Colony-stimulating factor 1 (CSF1) is a key regulator of monocyte/macrophage differentiation that sustains the protumorigenic functions of tumor-associated macrophages (TAMs). We show that CSF1 is expressed in human melanoma, and patients with metastatic melanoma have increased CSF1 in blood compared to healthy subjects. In tumors, CSF1 expression correlated with the abundance of CD8 T cells and CD163 TAMs. Human melanoma cell lines consistently produced CSF1 after exposure to melanoma-specific CD8 T cells or T cell-derived cytokines in vitro, reflecting a broadly conserved mechanism of CSF1 induction by activated CD8 T cells. Mining of publicly available transcriptomic data sets suggested co-enrichment of CD8 T cells with CSF1 or various TAM-specific markers in human melanoma, which was associated with nonresponsiveness to programmed cell death protein 1 (PD1) checkpoint blockade in a smaller patient cohort. Combination of anti-PD1 and anti-CSF1 receptor (CSF1R) antibodies induced the regression of -driven, transplant mouse melanomas, a result that was dependent on the effective elimination of TAMs.

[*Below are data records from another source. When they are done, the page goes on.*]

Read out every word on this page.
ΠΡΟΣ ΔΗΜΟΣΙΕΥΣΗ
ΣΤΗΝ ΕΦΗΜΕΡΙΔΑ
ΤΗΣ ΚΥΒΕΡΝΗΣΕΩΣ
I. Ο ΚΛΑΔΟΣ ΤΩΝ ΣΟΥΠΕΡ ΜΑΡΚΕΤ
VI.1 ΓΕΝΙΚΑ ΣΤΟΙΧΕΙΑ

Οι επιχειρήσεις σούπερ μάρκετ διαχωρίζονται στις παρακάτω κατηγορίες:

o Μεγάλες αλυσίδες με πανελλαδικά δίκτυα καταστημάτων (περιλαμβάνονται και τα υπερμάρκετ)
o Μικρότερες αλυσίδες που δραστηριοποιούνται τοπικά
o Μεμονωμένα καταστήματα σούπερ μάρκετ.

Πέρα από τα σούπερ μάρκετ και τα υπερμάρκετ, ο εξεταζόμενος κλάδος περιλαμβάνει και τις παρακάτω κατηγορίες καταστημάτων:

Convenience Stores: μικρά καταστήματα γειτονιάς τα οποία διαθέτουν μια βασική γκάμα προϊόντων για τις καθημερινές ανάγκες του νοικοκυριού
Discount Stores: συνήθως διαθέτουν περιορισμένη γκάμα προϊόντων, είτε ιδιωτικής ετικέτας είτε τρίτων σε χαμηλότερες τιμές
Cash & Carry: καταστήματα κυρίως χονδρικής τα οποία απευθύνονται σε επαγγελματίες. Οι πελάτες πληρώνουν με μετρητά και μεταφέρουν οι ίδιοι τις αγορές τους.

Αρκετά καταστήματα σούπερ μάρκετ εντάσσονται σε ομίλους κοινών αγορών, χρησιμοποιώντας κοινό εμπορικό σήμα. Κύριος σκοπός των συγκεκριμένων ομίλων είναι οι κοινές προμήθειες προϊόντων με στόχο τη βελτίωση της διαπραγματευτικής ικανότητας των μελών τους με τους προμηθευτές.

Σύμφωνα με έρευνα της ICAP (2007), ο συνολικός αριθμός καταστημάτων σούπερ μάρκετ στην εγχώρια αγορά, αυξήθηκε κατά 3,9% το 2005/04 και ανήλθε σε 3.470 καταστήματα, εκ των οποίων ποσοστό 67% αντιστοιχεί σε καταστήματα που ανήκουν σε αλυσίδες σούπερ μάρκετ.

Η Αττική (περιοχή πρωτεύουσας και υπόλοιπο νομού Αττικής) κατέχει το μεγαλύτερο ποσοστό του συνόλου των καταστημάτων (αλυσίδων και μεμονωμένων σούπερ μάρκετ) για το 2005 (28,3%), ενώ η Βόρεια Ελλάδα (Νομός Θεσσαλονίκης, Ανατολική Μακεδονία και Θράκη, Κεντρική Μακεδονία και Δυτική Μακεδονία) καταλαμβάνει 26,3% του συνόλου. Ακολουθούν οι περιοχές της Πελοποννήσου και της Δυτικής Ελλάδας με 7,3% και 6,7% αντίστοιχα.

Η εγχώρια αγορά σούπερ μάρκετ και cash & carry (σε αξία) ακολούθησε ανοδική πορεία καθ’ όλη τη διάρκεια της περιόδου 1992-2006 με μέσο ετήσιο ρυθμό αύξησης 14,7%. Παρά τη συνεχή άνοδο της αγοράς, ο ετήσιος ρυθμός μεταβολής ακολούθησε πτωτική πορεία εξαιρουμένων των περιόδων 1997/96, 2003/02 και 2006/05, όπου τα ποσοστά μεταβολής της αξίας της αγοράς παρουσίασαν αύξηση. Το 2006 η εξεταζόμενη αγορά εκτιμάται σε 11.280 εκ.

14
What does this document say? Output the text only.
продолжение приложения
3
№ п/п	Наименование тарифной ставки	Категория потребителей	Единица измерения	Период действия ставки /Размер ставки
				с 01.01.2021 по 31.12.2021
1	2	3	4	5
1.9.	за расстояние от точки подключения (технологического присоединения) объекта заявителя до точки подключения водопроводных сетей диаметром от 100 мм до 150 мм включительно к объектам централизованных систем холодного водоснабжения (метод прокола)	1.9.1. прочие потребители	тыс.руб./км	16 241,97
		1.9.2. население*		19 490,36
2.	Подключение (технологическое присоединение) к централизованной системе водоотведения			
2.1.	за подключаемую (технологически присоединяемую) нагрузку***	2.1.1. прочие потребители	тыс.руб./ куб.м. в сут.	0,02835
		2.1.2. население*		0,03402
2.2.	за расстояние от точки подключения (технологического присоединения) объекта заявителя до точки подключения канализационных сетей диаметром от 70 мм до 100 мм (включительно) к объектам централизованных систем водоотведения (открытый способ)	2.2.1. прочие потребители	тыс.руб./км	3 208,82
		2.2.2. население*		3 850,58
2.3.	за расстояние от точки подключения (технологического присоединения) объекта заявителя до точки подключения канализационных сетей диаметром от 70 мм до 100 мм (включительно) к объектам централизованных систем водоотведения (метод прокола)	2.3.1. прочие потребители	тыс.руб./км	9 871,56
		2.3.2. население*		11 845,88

Collectively, these data implicate CSF1 induction as a CD8 T cell-dependent adaptive resistance mechanism and show that simultaneous CSF1R targeting may be beneficial in melanomas refractory to immune checkpoint blockade and, possibly, other T cell-based therapies.

摘要

集落刺激因子 1(CSF1)是单核细胞/巨噬细胞分化的关键调节剂,它维持着肿瘤相关巨噬细胞(TAMs)的促肿瘤功能。我们表明 CSF1 在人类黑色素瘤中表达,与健康受试者相比,转移性黑色素瘤患者的血液中 CSF1 增加。在肿瘤中,CSF1 的表达与 CD8 T 细胞和 CD163 TAMs 的丰度相关。人类黑色素瘤细胞系在体外暴露于黑色素瘤特异性 CD8 T 细胞或 T 细胞衍生的细胞因子后,持续产生 CSF1,反映了由激活的 CD8 T 细胞诱导 CSF1 的广泛保守机制。对公开可用的转录组数据集的挖掘表明,在人类黑色素瘤中,CD8 T 细胞与 CSF1 或各种 TAM 特异性标志物共同富集,这与较小的患者队列中对程序性细胞死亡蛋白 1(PD1)检查点阻断的无反应性相关。抗 PD1 和抗 CSF1 受体(CSF1R)抗体的联合使用可诱导 PD1 驱动的移植鼠黑色素瘤的消退,这一结果依赖于 TAMs 的有效消除。总的来说,这些数据表明 CSF1 的诱导是 CD8 T 细胞依赖性的适应性抵抗机制,并表明同时靶向 CSF1R 可能对免疫检查点阻断耐药的黑色素瘤有益,并且可能对其他基于 T 细胞的疗法有益。